Gene therapy might promise an end to the fatal "Bubble Boy" disease, possibly curing 8 out of 10 children suffering from the disorder. The 8 kids who received treatment for the rare but deadly condition were able to discontinue their expensive and sometimes ineffective medications during the 4 year follow-up period.
Bubble Boy disease, which affects up to 100 babies born in the U.S. alone, is the result of severe immune system deficiency; most babies affected don't survive past childhood.

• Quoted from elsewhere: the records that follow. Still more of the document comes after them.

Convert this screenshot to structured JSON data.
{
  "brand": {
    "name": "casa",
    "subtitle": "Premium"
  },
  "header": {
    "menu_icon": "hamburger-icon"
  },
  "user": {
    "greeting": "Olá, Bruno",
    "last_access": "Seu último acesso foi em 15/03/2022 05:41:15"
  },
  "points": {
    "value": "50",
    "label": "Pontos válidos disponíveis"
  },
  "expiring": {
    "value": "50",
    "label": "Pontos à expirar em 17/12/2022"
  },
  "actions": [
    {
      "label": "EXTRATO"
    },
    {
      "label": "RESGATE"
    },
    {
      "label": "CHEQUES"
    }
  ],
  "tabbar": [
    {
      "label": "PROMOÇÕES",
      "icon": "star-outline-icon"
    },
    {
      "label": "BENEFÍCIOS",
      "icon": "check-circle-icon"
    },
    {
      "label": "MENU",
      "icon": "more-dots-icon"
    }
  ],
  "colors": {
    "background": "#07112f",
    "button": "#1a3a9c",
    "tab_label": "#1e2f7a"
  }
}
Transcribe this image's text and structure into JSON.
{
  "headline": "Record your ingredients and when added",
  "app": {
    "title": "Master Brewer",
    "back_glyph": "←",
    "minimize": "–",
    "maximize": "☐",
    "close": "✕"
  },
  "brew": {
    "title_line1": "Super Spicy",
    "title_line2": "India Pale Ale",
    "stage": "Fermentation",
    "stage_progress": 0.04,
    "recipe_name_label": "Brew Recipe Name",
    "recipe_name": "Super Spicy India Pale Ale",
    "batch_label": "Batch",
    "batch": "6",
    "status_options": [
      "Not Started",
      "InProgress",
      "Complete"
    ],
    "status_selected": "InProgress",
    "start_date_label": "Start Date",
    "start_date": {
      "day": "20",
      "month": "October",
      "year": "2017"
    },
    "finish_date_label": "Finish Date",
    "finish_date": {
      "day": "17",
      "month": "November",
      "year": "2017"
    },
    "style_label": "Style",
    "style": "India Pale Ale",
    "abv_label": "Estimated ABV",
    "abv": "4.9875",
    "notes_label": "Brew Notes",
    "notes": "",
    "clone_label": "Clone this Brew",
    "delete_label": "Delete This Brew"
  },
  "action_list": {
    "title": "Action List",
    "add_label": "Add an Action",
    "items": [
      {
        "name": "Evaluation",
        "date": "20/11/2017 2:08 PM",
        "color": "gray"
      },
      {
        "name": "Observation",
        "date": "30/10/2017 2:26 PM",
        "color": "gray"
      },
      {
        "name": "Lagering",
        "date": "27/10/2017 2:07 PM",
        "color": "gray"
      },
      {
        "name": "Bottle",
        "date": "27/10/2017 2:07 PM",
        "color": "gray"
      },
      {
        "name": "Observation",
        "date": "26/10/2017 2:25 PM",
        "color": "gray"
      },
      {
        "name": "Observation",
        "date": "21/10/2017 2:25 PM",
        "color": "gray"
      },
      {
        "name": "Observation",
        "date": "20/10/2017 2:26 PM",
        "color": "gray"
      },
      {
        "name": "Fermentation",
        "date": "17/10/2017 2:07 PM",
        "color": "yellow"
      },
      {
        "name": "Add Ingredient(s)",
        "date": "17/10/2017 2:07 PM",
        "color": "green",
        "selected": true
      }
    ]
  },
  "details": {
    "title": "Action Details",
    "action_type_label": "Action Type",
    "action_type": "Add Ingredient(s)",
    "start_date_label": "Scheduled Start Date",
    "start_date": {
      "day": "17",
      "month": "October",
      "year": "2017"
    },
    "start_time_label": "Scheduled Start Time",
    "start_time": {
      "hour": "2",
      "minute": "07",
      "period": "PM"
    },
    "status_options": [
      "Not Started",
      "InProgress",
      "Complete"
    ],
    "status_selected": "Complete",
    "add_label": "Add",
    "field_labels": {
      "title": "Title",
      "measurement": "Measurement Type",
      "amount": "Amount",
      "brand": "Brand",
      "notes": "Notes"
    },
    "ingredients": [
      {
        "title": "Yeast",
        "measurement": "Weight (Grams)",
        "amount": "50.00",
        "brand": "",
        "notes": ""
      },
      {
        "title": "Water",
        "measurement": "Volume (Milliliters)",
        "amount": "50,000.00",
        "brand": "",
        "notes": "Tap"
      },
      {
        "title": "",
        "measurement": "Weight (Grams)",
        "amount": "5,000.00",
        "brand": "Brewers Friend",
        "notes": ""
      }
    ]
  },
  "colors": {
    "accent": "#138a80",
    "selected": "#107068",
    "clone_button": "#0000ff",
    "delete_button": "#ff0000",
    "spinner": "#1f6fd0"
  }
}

One of the most famous cases was that of Houston's David Vetter, who lived most of his 12 years behind plastic to cut down on his exposure to germs.
Gene therapy, from the studies done in Italy and Israel, was used on patients under the age of 2. The "researchers removed marrow cells from the patients, equipped the cells with working copies of the gene for the enzyme, and injected the cells back into the patients." (Malcolm Ritter, AP Science, Wednesday January 28)
There are 2 seperate forms of the disorder, and gene therapy seems to show promising results for both, but with a leukemia risk as a side effect for one form. None of the kids in the study showed any signs of leukemia or any other negative side effects.
The study is important because it shows promise as a possible cure not only for this rare disease, but for more common conditions such as sickle cell disease and related blood conditions.